氷の微笑

2019-07-01 09:43:01

小嶋 心


その店員はずっと私のことを睨んでいるようだった。

私はホテルに着くとすぐに、大学の先輩のAさんから1時間後に部屋に集合するようにと連絡を受けた。その晩は中国に降り立ってから6回目を数える夜で、1週間の旅程の最終目的地である上海に到着したばかりだった。明日の帰国を前に今夜は旅の思い出を朝まで語り合うに違いなかった。私は飲み物やスナック菓子を買いうための幾らかの現金を持って上海のネオン煌びやかな繁華街に繰り出すと、ふと見慣れた看板が目に留まった。「Family Mart」。店舗の色彩も、サイズも日本で見慣れたそのものである。買い物を済ませる前にゆっくり中国のFamily Martの商品を手に取って見てみようと店内を歩き回りレジ前を通り過ぎたその刹那、私は私を取り巻くある違和感に気付いた。違和感のする方向を振り向いてみると、確信へと変わった。レジでバーコードリーダーを持つ1人の同年代の女性店員が私を鋭い眼光で睨みつけている。身に覚えのない眼差しは何度見返しても変わらなかった。「何かお店に不利益な行為をしたのだろうか。」と理由を探りたい思いに駆られながらも、目的を済ませ今すぐにこのFamily Martから退店することが最も適当な選択だろうと判断した。カゴを急いで手に取り、人数分の飲み物とスナック菓子を選ぶことなく放り込み恐る恐るレジへと向かった。レジは私を睨む女性店員と、店長らしき男性店員のどちらかが行うことになる。レジへと続く列に並ぶ私は順番が近づくにつれ額に汗が流れていた。

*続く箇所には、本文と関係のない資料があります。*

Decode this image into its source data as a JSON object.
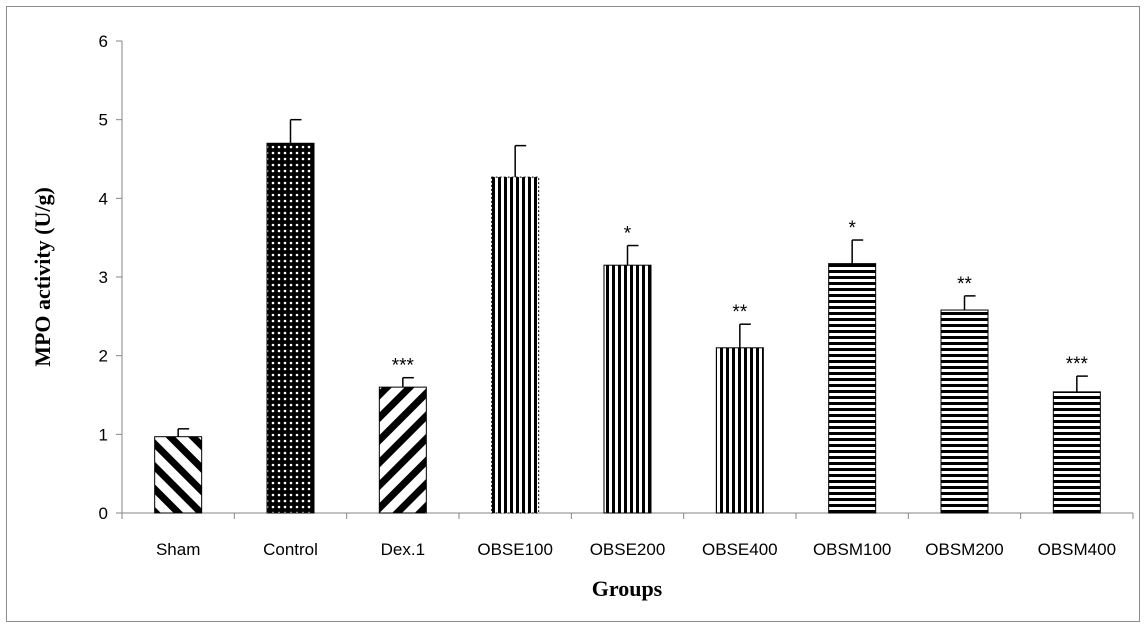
{
  "chart_data": {
    "type": "bar",
    "title": "",
    "xlabel": "Groups",
    "ylabel": "MPO activity (U/g)",
    "ylim": [
      0,
      6
    ],
    "yticks": [
      0,
      1,
      2,
      3,
      4,
      5,
      6
    ],
    "grid": false,
    "legend": "none",
    "categories": [
      "Sham",
      "Control",
      "Dex.1",
      "OBSE100",
      "OBSE200",
      "OBSE400",
      "OBSM100",
      "OBSM200",
      "OBSM400"
    ],
    "values": [
      0.97,
      4.7,
      1.6,
      4.27,
      3.15,
      2.1,
      3.17,
      2.58,
      1.54
    ],
    "errors": [
      0.1,
      0.3,
      0.12,
      0.4,
      0.25,
      0.3,
      0.3,
      0.18,
      0.2
    ],
    "significance": [
      "",
      "",
      "***",
      "",
      "*",
      "**",
      "*",
      "**",
      "***"
    ],
    "patterns": [
      "diag-down",
      "dots",
      "diag-up",
      "vertical",
      "vertical",
      "vertical",
      "horizontal",
      "horizontal",
      "horizontal"
    ]
  }
}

運命は時に残酷なものである。私に手招きしたのは、あの睨む女性店員だった。女性店員はレジ打ちをする時も商品に目を向けるのではなく私を注視しているように思えた。中国で当たり前とは聞いていたが、レジ袋に買った商品を投げ込んだり、硬貨をトレーに投げ入れたりするその店員の姿が目つきと相まってとても冷たく感じられた。もう明日はこのFamily Martには行くまいと心に決めて自動ドアへの一歩を踏み出した時、私の耳はワンフレーズの日本語を聞き取った。「ありがとうございました。」カタコトであるが、はっきりと聞こえた。声のする方向を振り向いてみると、それはあの女性店員だった。

ホテルに戻るや否や一連の出来事を説明する私に先輩のAさんは異なる解釈を指摘した。「睨んでいたのではなく、1人で店内を歩く外国人の君を気にかけていたんじゃないの。」と。だとすると、帰り際の「ありがとうございました」は彼女なりのおもてなしの精神から発された挨拶だったかもしれない。私の中でその夜何度も何度も、カタコトの「ありがとうございました。」が反芻された。

今日、日本各地で中国人を目にする。日本政府観光局による2018年の訪日中国人は、838100人だそうだ。私達にとって中国人はとても身近な外国人観光客だと言える。しかしこれまで自分から日本で中国人に声をかけたことはなかった。ある日電車に乗っていると、ずっとGoogle MAPで目的地を探している中国人観光客を見かけたことがある。明らかに困っているようだったが、声をかけられなかった。

「おもてなし」は日本人の繊細な心配りの代名詞だとこれまで私は信じてきた。しかし私達一人一人に照らし合わると、日本での「おもてなし」はガイドブックやキャッチコピーとしての企業やマスメディアが主導するプロパガンダであって、外国人に対して本当にその精神を持っているのかは定かではない。

私の周りには中国人の図々しさや無神経さに苦言を呈する人もいるが、逆に街行く中国人に対して何か些細なことでも気にかけたことがあったのかと今こそ問いたい。

上海の目を指すようなビル明かりとネオンに照らされたFamily Martで働くあの店員は、日本人に対して帰り際「谢谢」ではなく「ありがとうございました」と伝えている。